Le gouvernement se fait représenter dans les négociations internationales par le lobby semencier
Durée de lecture : 3 minutes
Lors d’une émission récente, sur France Inter, réunissant le GNIS (Groupement National Interprofessionnel des Semences, graines et plants), l’association Pro-maïs, l’association Kokopelli, et Christophe Bonneuil, chercheur à l’INRA, Monsieur Burgaud, Directeur de Communication au GNIS, a prétendu que le GNIS n’avait pas le pouvoir d’écrire les textes qui régissent la profession.
Pourtant, l’article 3, al. 5 de la loi du 11 octobre 1941, qui, sous Vichy, a créé le GNIS, rend les propositions du GNIS « obligatoires pour tous les membres des professions intéressées dès qu’elles ont reçu, selon le cas, l’acquiescement du ministre d’Etat à l’agriculture ou du commissaire du gouvernement ».
Mais ce n’est pas tout : une vaste réforme de la législation européenne sur le commerce des semences est actuellement en cours.
Or qui, dans les bureaux de la Commission Européenne, rédige, conjointement avec quelques fonctionnaires européens, la proposition législative ?
Madame Isabelle Clément-Nissou, Directrice des Relations Internationales du GNIS, et détachée par le Ministère de l’Agriculture français en tant qu’ « expert national » !
Quel est exactement le rôle du GNIS ?
Cet organisme, qui regroupe exclusivement des professionnels privés de la filière semences présente toutes les caractéristiques d’un groupe de pression défendant les intérêts de l’industrie semencière.
Il se présente d’ailleurs officiellement comme le défenseur des « intérêts » de cette filière, et ne cache pas que l’une de ses missions est que « les législateurs européens et français prennent en compte les préoccupations de la filière (…) : biotechnologies et OGM, biodiversité, propriété intellectuelle et brevets, protection des semences et environnement ».

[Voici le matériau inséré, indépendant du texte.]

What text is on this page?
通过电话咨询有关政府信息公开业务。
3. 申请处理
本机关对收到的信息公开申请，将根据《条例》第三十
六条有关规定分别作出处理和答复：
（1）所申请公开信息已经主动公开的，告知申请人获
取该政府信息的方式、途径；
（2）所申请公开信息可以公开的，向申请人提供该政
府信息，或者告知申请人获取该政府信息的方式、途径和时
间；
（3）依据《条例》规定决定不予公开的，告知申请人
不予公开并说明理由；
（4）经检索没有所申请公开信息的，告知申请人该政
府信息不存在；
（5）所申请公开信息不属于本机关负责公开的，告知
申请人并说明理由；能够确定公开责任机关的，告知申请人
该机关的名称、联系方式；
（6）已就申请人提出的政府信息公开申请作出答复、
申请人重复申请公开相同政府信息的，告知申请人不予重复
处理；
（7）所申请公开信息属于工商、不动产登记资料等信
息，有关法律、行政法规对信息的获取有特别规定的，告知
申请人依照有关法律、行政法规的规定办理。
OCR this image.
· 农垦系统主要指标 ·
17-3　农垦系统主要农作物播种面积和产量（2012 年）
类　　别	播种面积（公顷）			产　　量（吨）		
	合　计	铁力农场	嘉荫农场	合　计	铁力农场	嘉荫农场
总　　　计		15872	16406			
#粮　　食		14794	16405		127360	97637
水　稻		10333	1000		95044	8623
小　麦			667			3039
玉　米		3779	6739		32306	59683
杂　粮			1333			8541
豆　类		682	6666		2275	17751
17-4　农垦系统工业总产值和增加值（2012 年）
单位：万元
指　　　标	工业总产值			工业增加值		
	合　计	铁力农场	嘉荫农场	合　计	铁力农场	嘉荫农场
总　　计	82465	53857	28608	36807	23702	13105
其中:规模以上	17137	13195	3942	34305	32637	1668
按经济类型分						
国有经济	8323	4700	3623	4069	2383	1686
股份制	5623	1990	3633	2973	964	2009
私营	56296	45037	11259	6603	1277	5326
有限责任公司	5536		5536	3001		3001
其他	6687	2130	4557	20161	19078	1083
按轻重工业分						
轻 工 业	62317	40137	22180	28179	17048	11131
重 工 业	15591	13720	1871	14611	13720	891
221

De plus, le GNIS ne représente que les professionnels engagés dans la logique industrielle.
En effet, il ne regroupe en son sein que les « organisations professionnelles les plus représentatives », à l’exclusion de toutes celles, minoritaires, qui tentent de faire émerger une autre logique.
Malgré cela, ignorant tout du concept de conflit d’intérêt, le législateur lui a confié des missions de représentation officielle de la France, en Europe et à l’international, d’élaboration de textes réglementaires et de conseil auprès du Ministère de l’Agriculture, une mission de contrôle et de certification de la production de semences auprès de ses propres membres (et souvent par ses propres membres), et, afin de boucler complètement la boucle de la consanguinité, une mission d’agent de répression des fraudes, pour sanctionner ceux qui ne voudraient pas admettre la légitimité d’un tel système !
Ce mélange des genres, qui institutionnalise les conflits d’intérêt, n’est pas admissible dans une société démocratique.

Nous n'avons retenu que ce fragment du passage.